I'm learning about probability from the book Pattern Recognition and Machine Learning by Christopher Bishop. It includes a justification for the definition of entropy that can be summarized as:
let $x$ and $y$ be independent events, that is $$p(x,y) = p(x) \cdot p(y)$$ and
$$h(x,y) = h(x) + h(y)$$ because entropy is designed to mean amount of surprise and independent events should have separate contributions of surprise.
The definition $$h(x,y) = \log_2 p(x,y)$$ is one of a family of definitions that satisfy the properties we want (other logarithm bases are obvious, but maybe there are other functions with these properties).

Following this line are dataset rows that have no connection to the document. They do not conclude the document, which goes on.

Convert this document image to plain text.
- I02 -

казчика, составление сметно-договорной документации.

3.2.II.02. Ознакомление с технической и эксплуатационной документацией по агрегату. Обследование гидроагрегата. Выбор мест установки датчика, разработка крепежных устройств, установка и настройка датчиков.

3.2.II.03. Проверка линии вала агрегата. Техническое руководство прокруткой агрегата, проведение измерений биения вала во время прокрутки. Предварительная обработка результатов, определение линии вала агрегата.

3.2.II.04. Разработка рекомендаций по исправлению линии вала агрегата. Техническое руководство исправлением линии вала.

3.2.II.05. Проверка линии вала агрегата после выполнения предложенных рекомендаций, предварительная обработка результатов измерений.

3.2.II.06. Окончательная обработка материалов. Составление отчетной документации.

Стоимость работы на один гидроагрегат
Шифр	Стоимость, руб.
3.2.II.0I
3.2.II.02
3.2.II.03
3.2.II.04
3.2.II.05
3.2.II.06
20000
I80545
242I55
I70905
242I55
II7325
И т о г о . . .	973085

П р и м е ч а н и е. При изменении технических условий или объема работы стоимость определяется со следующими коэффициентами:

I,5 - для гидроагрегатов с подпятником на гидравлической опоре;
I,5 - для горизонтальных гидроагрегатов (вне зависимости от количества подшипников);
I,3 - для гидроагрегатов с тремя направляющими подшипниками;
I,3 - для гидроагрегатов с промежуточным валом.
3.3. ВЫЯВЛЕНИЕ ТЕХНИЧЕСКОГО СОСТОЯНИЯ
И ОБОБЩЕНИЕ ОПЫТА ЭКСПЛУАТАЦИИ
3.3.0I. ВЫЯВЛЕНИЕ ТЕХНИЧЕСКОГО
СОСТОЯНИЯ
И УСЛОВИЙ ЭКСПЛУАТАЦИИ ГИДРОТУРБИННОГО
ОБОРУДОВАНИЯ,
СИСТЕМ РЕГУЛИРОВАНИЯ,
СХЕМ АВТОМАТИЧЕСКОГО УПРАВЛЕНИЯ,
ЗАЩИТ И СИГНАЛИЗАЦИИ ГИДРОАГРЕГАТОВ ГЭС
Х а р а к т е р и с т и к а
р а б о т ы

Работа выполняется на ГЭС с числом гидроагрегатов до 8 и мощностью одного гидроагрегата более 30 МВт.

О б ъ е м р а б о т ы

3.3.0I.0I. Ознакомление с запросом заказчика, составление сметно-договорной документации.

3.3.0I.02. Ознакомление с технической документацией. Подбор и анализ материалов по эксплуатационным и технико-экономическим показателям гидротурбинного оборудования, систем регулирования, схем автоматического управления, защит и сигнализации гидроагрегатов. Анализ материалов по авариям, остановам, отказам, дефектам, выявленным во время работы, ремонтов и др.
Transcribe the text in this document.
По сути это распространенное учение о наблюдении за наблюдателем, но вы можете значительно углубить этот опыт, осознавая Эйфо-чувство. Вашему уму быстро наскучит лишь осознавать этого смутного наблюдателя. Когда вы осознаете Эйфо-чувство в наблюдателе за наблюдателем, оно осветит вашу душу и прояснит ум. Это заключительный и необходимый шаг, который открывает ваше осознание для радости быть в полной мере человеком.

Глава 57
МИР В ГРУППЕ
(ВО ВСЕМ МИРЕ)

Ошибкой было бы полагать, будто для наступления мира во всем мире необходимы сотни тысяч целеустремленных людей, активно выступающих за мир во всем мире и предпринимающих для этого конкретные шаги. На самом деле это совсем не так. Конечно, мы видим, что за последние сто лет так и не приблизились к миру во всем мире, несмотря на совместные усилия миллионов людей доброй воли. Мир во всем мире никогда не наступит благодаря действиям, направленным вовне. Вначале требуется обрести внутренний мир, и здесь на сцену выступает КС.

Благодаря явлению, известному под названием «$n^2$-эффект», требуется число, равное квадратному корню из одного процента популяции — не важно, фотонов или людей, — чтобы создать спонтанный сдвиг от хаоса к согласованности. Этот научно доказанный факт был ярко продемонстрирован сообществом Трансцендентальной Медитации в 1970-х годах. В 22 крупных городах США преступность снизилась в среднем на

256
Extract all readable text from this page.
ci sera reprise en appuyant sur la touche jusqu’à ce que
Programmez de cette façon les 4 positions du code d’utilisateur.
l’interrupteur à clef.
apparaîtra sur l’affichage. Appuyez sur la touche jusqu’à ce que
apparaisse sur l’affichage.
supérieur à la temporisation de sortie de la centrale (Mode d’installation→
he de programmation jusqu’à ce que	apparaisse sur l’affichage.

However, Bishop doesn't write that equation for $h(x,y)$ and jumps right into saying $$h(x) = \log_2 p(x)$$ It seems like so far, the line of thought has been tied to joint distributions. Does probability define some sort of identity event such that $p(x,a) = p(x)$? Maybe $p(x,x) = p(x)$ is such a thing? Or maybe that is not a sensible thing to think of, and I'm missing some sort of notational point, and entropy has some special connection to situations involving multiple events?
Define a random vector $Z$ which is a result of concatenating $X$ and $Y$. $H(X,Y) := H(Z)$.